Ask anyone who’s been through these IT projects how well their needs were met and almost overwhelmingly, you get horror stories. It’s amazing. In fact, one of the things that I keep being amazed at is how some of these software companies are able to sell their software.

I’ll have a room of 20 people from different organizations and I’ll ask, “How many of you are doing an ERP system?” Five hands will come up.

And I’ll ask, “How many have had a smooth implementation?” For years, all the hands would drop. And the horror stories would come out.

Once in a while I’ll have a hand up come up now. It went smooth. When I ask the ones that went well how thoroughly they knew their process, they reply, “inside out”. But I need to change that question and ask “What do you think accounted for your smooth implementation?” I’ll probably learn some new things.

Glenn: Well Dan, I’ve learned a lot of new things today. I always like to give readers a project or homework that they can do based on our discussion, so they can turn learning into application.

One of the first steps you ask participants to do is create a ‘macro-flow’: a visual that documents 2 to 7 steps at the highest level of a process. The participants can then pick one step and do a deep dive. Is there one thing that our readers can create a macro-flow for?

Dan: Sure. My advice is to map something that is frustrating for you. Pick some chunk of work that is bothering you or map your filing system at home – how you open your mail, sort it, throw stuff away. I personally start making piles on my floor, of things that I think are interesting but I haven’t filed. So, in essence, my filing process is creating piles of things on the floor.

That would be my frustration – one that could be drawn in a 2 to 7 step macro-process.

Glenn: That’s perfect!

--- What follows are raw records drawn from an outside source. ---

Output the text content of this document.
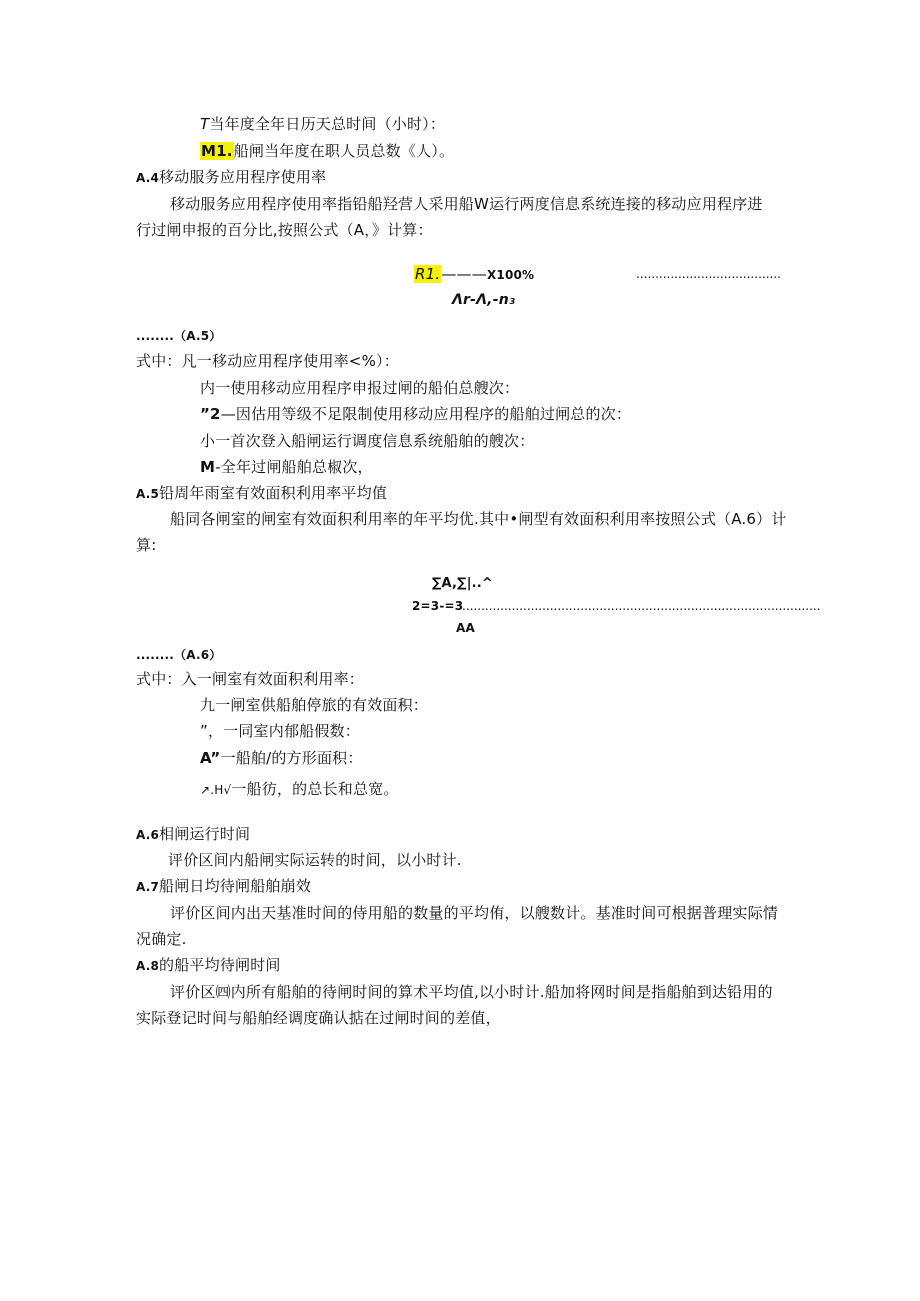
T当年度全年日历天总时间（小时）：
M1.船闸当年度在职人员总数《人）。
A.4移动服务应用程序使用率
移动服务应用程序使用率指铅船羟营人采用船W运行两度信息系统连接的移动应用程序进
行过闸申报的百分比,按照公式（A，》计算：
R1.———X100%	......................................
Λr-Λ,-n₃
........（A.5）
式中：凡一移动应用程序使用率<%）：
内一使用移动应用程序申报过闸的船伯总艘次：
”2—因估用等级不足限制使用移动应用程序的船舶过闸总的次：
小一首次登入船闸运行调度信息系统船舶的艘次：
M-全年过闸船舶总椒次，
A.5铅周年雨室有效面积利用率平均值
船同各闸室的闸室有效面积利用率的年平均优.其中•闸型有效面积利用率按照公式（A.6）计
算:
∑A,∑|..^
2=3-=3
..............................................................................................
AA
........（A.6）
式中：入一闸室有效面积利用率：
九一闸室供船舶停旅的有效面积：
”，一同室内郁船假数：
A”一船舶/的方形面积：
↗.H√一船彷，的总长和总宽。
A.6相闸运行时间
评价区间内船闸实际运转的时间，以小时计.
A.7船闸日均待闸船舶崩效
评价区间内出天基准时间的侍用船的数量的平均侑，以艘数计。基准时间可根据普理实际情
况确定.
A.8的船平均待闸时间
评价区㈣内所有船舶的待闸时间的算术平均值,以小时计.船加将网时间是指船舶到达铅用的
实际登记时间与船舶经调度确认掂在过闸时间的差值，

Here’s our ‘reader challenge’:

  • Pick one of the following: Filing, paying bills, morning hygiene, evening hygiene, automobile maintenance, or something else.
  • Print out the ‘macro-flow’ template (template).
  • With a pen – or better yet, sticky notes – capture your process in 2 to 7 steps.
  • Here’s an example of my morning hygiene ritual (example).
  • For extra points, pick the most frustrating step in your ‘macro-flow’ and map it.

Glenn: Dan, do you have any final words on process mapping?

Dan: In terms of an organizational setting, the act of doing a map of how work and information currently flows, analyzing it, and improving it, is a phenomenal diagnostic of what’s working or not working.

I consider it a core skill set, particularly for anybody in management. But anybody will benefit from it. Everything we do each day, whether we’re at work or not, is some aspect of a process. So what we’re doing is just basically making it visible and identifying where the issues are. And then, hopefully, with a group of people – because more is better – we are coming up with counter-measures to deal with the issues that surface.

And, as I mentioned earlier, as you come up with these ideas, you test them. We don’t necessarily go from counter-measure to implementation without the intermediate step of testing it. When you do that it opens up a whole area of improvement because 1) you’re getting to where the root cause is, 2) you’re using people’s creativity, 3) you’re testing your ideas as an experiment, so there’s no risk, and 4) once you find something that works well and you implement it you’ve improved your life and the life of others.

It’s a competency that I think all of us should have.

Glenn: Thanks for your time, Dan. This was a great learning experience for me.